Park a esquissé un sourire. La tête contre son torse, j'ai senti sa poitrine se soulever.

- Eh bien, je n'en connais pas beaucoup qui arriveraient encore à chanter du Four Non Blondies tout en étant complètement bourré.

Il a baissé sa tête, a froncé les sourcils, et a observé chaque partie de mon visage avec intensité.

- Tu es triste, mais tu ne sembles pas l'avoir compris.

- Crois moi, je l'ai compris.

- Alors pourquoi ?

- Continue, s'il te plait.

- Tu te poses des centaines de questions. Tu questionnes l'univers, mais tu sais que tu n'obtiendras pas de réponses.

- Pourquoi n'y a-t-il pas de réponses ?

- C'est une autre question sans réponse tiens. Je dirais que c'est mieux ainsi. Peut-être qu'il n'y en a tout simplement pas.

- Et, imaginons que ce que tu viens de dire sois vrai, comment est-ce que tu le saurais ?

- Parce qu'on est pareil.

- Tu crois ?

- J'en suis certain.

***

A l'aube, on a pris la route. On ne savait pas trop ce qu'on faisait, on avait juste ressenti le besoin de rouler. Alors on est montés dans la jeep. Le soleil s'est levé, le moteur a ronronné. On a roulé. Les vitres ouvertes, la brise venait se joindre à nous pour nous embrasser. On ne voulait pas rentrer, on ne voulait pas s'arrêter.

On a roulé. Pendant des heures, et j'ai espéré que les minutes ne s'éteignent jamais.

On a allumé la radio, on a souri, et c'est lorsque les violons ont commencé que ma vie a démarré.

- Ca Park ! C'est ça ! J'ai hurlé avant de gesticuler dans tous les sens, et de frapper de mes propres poings le tableau de bord.

- De quoi est-ce que tu parles ? A demandé le conducteur qui me lançait des coups d'œils paniqués.

« I'm the king of my own land. »

- La musique. Celle qui aurait dû me suivre dans les airs. Celle que j'ai cherché là-haut. C'est bon ! Je l'ai trouvé ! C'est elle Park ! C'est elle !

- Celle ci ?

Son doigt s'est laissé glisser sur le bouton du volume, et j'ai vacillé en avant pour enfoncer mes doigts dans la chair de mes jambes, les yeux remplis de larmes, la peau qui se figeait aux notes de la mélodie.

« Facing tempests of dust, I'll fight until the end. »

Les violons s'élevaient, la guitare m'embrassait, la flute me dorlotait, la batterie se crispait et les basses me secouaient.

« Creatures of my dreams raise up and dance with me »

J'ai laissé le virage me faire glisser jusqu'à lui.
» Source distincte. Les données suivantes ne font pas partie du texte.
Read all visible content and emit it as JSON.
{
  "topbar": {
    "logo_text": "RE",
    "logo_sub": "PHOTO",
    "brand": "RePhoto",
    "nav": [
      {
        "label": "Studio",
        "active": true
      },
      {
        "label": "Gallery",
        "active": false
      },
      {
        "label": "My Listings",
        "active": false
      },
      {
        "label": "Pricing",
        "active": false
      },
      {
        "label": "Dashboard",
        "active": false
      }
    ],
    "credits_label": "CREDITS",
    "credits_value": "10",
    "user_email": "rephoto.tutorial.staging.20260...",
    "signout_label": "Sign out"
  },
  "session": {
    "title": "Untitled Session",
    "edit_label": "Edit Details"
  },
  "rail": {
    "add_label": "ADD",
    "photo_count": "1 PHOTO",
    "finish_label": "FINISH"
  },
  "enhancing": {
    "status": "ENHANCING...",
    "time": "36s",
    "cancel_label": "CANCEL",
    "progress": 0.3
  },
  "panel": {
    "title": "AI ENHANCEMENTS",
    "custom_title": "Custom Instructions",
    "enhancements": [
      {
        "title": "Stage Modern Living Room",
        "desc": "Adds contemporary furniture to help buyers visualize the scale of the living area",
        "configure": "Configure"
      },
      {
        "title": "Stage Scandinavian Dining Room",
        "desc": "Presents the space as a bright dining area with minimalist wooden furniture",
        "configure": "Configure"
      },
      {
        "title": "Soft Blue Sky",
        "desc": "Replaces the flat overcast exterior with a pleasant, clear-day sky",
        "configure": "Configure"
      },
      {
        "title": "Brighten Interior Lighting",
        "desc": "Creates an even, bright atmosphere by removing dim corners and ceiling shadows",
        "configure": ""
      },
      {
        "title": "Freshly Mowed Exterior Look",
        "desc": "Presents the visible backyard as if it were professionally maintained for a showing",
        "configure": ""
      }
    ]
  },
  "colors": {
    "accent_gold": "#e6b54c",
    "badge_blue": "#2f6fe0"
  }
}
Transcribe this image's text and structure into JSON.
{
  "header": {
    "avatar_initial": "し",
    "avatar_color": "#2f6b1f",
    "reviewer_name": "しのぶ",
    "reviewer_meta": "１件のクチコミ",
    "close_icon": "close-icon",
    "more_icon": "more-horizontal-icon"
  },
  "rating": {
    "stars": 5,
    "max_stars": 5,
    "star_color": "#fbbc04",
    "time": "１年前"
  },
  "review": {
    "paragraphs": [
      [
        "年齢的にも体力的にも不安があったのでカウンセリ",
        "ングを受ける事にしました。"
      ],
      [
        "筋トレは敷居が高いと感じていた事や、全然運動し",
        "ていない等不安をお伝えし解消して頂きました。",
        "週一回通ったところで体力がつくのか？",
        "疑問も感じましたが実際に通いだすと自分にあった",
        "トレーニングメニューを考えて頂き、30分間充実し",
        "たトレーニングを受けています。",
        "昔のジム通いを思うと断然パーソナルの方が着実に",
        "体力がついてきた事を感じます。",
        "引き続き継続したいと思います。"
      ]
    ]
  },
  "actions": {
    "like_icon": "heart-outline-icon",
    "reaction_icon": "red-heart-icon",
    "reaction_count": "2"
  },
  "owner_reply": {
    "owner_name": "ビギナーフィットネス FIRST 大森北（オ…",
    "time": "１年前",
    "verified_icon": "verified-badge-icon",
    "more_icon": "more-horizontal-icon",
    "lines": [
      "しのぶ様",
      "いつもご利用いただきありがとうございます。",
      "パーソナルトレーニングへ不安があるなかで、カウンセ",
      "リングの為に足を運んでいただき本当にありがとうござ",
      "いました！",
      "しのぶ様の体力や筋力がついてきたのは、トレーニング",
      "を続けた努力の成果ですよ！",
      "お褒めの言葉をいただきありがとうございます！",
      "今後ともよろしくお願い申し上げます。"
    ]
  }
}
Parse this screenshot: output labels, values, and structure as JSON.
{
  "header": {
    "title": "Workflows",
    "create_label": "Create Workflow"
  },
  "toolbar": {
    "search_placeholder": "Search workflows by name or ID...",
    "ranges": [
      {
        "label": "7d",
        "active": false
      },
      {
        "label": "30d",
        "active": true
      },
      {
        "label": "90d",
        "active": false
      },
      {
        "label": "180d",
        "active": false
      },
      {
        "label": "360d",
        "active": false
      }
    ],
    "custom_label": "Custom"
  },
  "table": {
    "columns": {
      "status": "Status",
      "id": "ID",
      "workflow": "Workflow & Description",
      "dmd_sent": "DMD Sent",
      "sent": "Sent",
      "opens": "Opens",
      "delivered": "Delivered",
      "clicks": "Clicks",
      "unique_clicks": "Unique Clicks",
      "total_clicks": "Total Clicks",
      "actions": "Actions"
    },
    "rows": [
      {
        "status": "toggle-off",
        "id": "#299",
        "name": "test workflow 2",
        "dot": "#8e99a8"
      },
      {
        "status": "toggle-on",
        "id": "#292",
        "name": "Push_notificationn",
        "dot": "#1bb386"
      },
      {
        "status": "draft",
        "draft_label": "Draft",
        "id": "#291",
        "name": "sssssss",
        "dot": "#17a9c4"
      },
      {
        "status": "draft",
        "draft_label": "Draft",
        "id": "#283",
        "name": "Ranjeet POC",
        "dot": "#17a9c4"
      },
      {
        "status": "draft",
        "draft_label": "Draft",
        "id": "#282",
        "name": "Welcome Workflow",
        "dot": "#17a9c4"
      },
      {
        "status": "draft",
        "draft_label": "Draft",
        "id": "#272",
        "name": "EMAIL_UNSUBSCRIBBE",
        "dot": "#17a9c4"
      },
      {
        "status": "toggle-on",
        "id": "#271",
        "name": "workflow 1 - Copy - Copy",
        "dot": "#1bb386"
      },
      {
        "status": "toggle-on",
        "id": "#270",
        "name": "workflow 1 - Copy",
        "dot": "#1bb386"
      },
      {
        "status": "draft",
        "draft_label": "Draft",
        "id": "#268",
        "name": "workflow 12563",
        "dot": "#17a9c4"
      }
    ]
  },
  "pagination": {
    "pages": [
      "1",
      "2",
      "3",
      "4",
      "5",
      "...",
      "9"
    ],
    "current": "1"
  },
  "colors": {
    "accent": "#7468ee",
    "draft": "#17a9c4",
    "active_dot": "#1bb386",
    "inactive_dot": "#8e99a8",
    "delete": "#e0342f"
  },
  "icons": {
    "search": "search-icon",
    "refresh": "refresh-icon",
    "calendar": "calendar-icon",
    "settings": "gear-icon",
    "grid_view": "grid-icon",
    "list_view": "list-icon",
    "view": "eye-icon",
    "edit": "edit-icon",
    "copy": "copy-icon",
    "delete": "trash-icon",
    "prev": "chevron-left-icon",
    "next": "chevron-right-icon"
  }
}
J'ai posé mon menton sur son épaule, et j'ai souri avant de lui susurrer dans le creux de l'oreille.

« Now and forever. »

- C'est ça Park, on l'a trouvé. C'est fini, on peut être libre maintenant.

« I'm your king. »

Il m'a souri. J'ai cru pendant un bref instant que Park Byers allait pleurer. S'il l'avait fait, je l'aurai suivi.

Les basses sont réapparues, mon cœur aussi. Mon organe était présent, plus que jamais, lui qui battait tellement vite, à tel point que j'ai cru en avoir besoin d'un second.

J'ai passé la tête en dehors de la vitre, et j'ai hurlé. J'ai hurlé et j'ai ri. Tellement fort, que les larmes que je retenais ont coulé, pour se laisser instantanément figer par le vent qui me foutait le visage avec violence et passion.

C'est en admirant le soleil qui sortait de son sommeil, que je me suis souvenue du temps, lui que j'avais attifement considéré comme mon ennemi. Lui qui m'avait pris Jack, lui qui m'avait pris ma mère.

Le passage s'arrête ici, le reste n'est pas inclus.